We still haven’t seen “the storm before the calm”.
So says Alejandra Grindal, senior international economist at Ned Davis Research, despite record highs in the market that were revived Tuesday by positive announcements about a Covid-19 vaccine.
The UK began rolling out Pfizer and BioNTech’s vaccine to its citizens on Tuesday, just as the US Food and Drug Administration said the vaccine had raised no specific safety concerns.
Still, “it gets worse” before it gets better, Grindal told CNBC’s “Trading Nation” on Tuesday.
“We could see that the situation worsened somewhat in the first quarter, especially if the virus continued to worsen, the lockdowns lasted longer and we didn’t renew that incentive,” Congress said in March.
While a US vaccine launch in the second quarter of 2021 would likely trigger a major turnaround, the key will come through in the next three months, Grindal said.
“The mass use of any type of vaccine early in the second quarter or during the second quarter of 2021 … could rebound not only US economic activity but global economic activity quite sharply due to pent-up demand, especially for many services, as well as pent-up savings to meet that demand, “she said.

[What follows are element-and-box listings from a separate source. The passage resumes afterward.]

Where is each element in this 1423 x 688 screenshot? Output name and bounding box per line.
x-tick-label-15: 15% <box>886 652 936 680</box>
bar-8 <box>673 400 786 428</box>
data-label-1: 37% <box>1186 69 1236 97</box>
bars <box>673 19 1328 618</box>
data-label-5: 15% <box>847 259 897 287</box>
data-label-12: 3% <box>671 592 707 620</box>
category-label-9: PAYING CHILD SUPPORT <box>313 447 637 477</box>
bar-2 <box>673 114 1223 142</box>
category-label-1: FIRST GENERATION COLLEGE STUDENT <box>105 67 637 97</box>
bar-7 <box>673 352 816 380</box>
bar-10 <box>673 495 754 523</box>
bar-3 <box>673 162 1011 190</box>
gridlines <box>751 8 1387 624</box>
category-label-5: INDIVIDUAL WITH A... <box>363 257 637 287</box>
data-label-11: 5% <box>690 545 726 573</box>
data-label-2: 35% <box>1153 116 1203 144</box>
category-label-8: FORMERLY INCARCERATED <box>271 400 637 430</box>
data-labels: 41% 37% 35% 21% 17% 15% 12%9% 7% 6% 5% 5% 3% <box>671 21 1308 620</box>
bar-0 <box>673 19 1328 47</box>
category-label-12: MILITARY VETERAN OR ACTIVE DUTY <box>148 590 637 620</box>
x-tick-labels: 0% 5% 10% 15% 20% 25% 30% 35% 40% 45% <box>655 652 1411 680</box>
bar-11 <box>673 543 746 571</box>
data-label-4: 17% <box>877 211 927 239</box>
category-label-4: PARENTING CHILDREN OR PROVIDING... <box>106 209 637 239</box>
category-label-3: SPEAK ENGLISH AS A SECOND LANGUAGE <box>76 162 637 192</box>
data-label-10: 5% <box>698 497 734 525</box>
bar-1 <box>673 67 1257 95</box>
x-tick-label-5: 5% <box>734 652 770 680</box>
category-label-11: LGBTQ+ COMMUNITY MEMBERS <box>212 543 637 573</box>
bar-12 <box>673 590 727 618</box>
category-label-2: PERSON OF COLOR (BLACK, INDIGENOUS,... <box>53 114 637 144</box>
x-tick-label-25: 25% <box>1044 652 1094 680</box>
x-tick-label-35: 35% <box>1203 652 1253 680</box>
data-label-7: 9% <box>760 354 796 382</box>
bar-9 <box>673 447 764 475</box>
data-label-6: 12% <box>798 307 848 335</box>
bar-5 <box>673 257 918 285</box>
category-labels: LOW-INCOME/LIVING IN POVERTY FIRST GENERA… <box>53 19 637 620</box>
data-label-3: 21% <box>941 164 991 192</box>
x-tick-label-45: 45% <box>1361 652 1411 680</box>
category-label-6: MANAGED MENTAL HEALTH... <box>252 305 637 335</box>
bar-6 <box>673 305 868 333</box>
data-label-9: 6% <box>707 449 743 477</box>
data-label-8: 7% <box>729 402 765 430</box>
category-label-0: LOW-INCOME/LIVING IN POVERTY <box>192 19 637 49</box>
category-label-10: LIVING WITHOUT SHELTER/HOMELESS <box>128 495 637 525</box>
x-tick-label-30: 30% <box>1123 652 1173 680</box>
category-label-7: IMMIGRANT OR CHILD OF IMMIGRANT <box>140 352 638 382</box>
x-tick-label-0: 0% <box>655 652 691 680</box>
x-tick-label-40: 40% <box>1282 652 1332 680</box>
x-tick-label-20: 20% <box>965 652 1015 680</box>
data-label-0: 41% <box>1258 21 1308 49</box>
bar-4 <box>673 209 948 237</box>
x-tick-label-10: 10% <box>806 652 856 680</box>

Certain international players are already leading the charges, the economist said.
The worldwide new export orders were just entering their third consecutive month of expansion. China’s purchasing managers’ index rose to its highest level since 2010, and the US PMI surpassed its 2015 high to hit the highest level in the world, according to Grindal’s latest reading.
“When you look at the world economy as a whole, China plays a pretty big role. It will likely be the only, at least important, contribution to global growth this year,” she said. “They focus a little less on services that [have] was more sensitive to Covid and especially in manufacturing and we saw a pretty strong recovery. “
Europe, the UK and Japan, on the other hand, are still vulnerable to “really strong double-dip recession risk,” she added.
The “million dollar question” some may have is how US policy towards China might change when President-elect Joe Biden takes office, but Grindal did not expect a major overhaul.
“Investors will be wrong if they feel that under a Biden government the US-China trade war will be over. That is very unlikely,” Grindal said. “One of the major developments we’ve had over the past four years is this general view among both Democrats and Republicans that China has engaged in unfair trading practices.”
Biden said last week that he would not immediately seek to remove the Trump administration’s tariffs on China and would instead focus on “development”[ing] a coherent strategy with US allies.
“He will likely remove them, perhaps as leverage, perhaps to allow US companies to get involved in Chinese ventures a little easier, or perhaps in exchange for some kind of human rights advantage,” Grindal said.
“The biggest change you would see between Biden and the Trump administration is that Biden will be a lot less abrupt. So I don’t think he will be tweeting overnight and saying, ‘We’re going to have a big surge in tariffs tomorrow, “she said. “From that perspective, I think this is relatively market-friendly as, as we saw in 2018, a lot of these abrupt tariffs have caused a lot of turmoil in the market.”
Ned Davis Research continues to recommend an overweight position in equities, with a bias towards emerging markets on the international front.